Hi folks,
I was trying to help a user in #tor to get their ftp server running behind an onion, and rediscovering the ftp protocol's weird separation between the control channel and the file transfer channels, and I realized it could be interesting in the obfs4 / "unclassifiable protocols" context.
To recap, when you ftp a file, you connect to port 21, and tell it you want to download a file. In the modern era, clients and servers use "passive mode" by default, where the server opens a high-numbered port, and you connect to that port and it dumps the file on you.
I might be mistaken (please tell me if I am), but I believe there are no protocol headers or preamble or handshake or anything to the download. You just connect and the bytes start flowing.
If this is so, and if ftp were still popular, then there are a bunch of high-numbered-port connections which will be hard to classify by protocol because they are simply a file, on the network.
Of course, many files have structure of their own, including some "header"-like preface that e.g. says it's a zip file.
By that reasoning, a variant of obfsproxy that wrapped Tor traffic to look like a password-protected zip file could give it many other things to blend with on a large network like China's backbone.
(Compression is good but not enough, because DPI engines already know how to uncompress a zipped flow to look inside it. So we need some sort of encryption or password or the like too.)
By that reasoning also, it might be interesting to separate the two directional flows in an obfs connection -- i.e. so there's a "download" flow, and a separate "upload" flow. This approach will surely look weird in some contexts (two flows rather than one, and no ftp control connection, gotcha), but maybe in other contexts it will have many friends -- I'm thinking network backbones where there are many flows, many users are natted, and it's expensive to try to tie together state between permutations of flows.

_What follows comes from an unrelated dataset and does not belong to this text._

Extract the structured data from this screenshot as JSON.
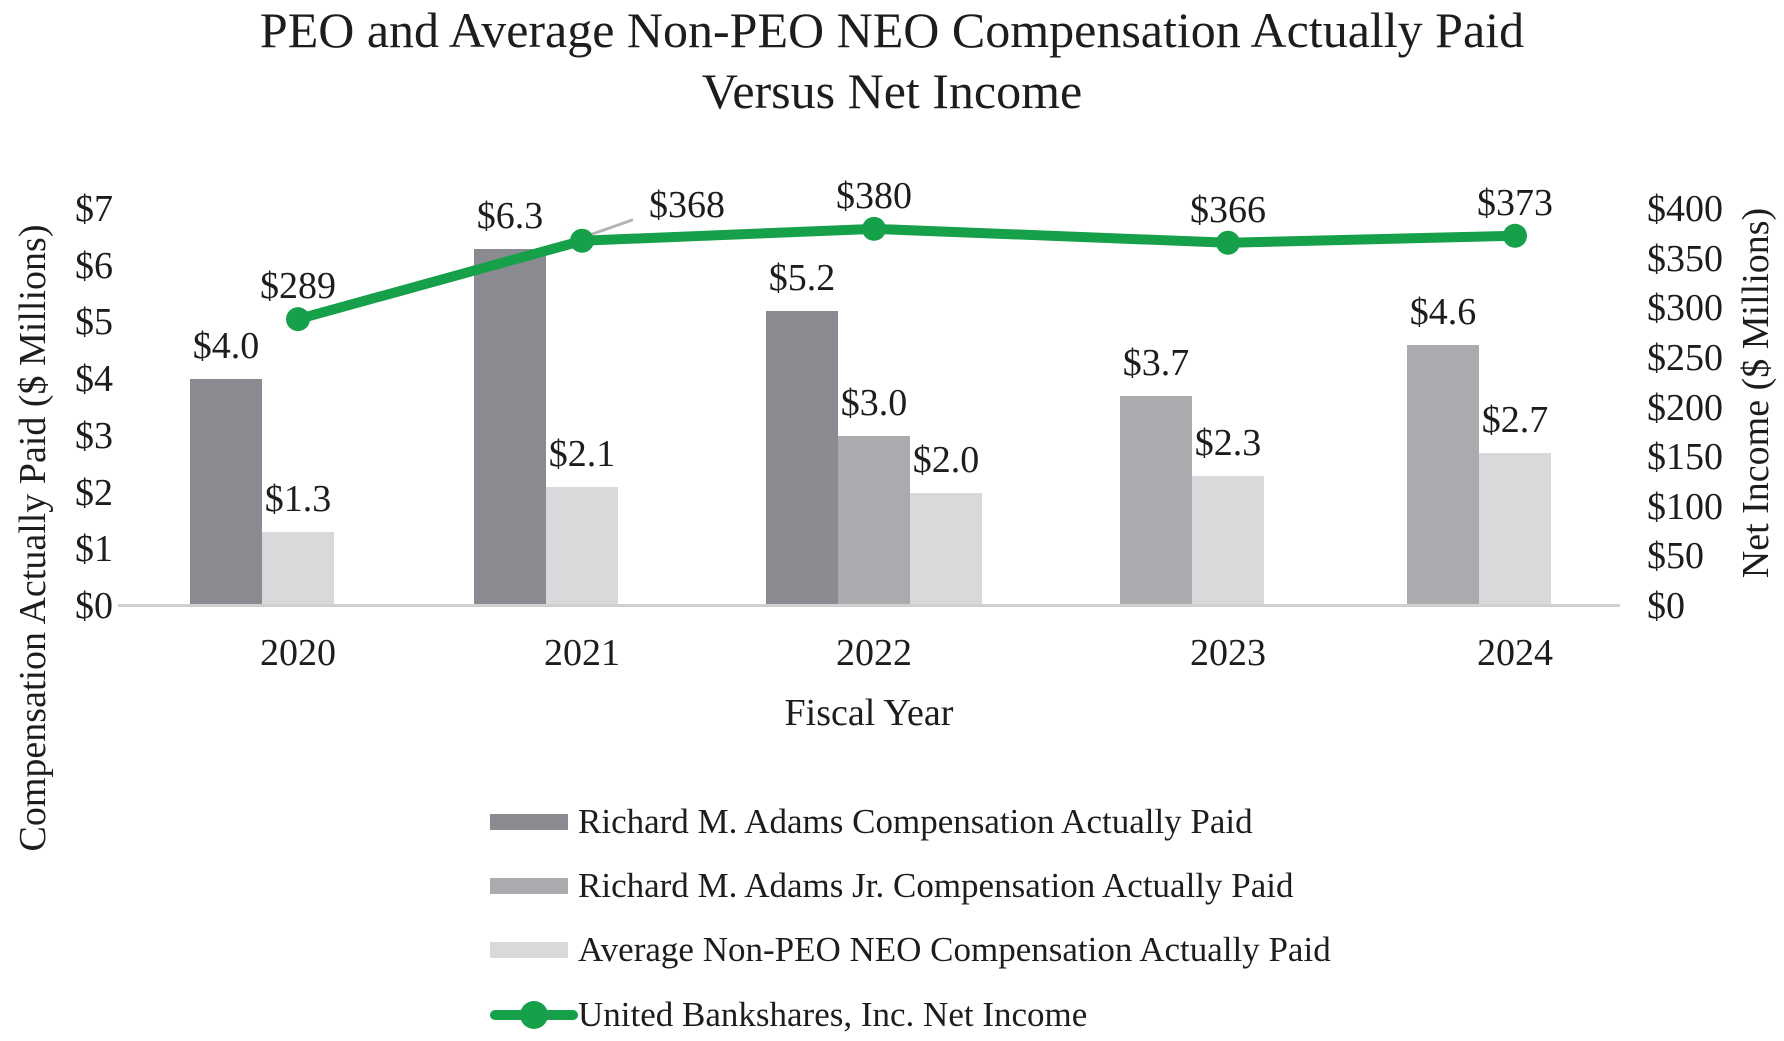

If you google for 'why is ftp still used' you find a bunch of articles lamenting that people won't move away from it, and especially that large orgs won't move away from it. Maybe some of those large orgs are reasoning that if they secure the files contents themselves, then the transfer protocol doesn't matter so much. That scenario would play well into our goals of having a bunch of high-entropy files being passed around with no protocol headers.
Hm, --Roger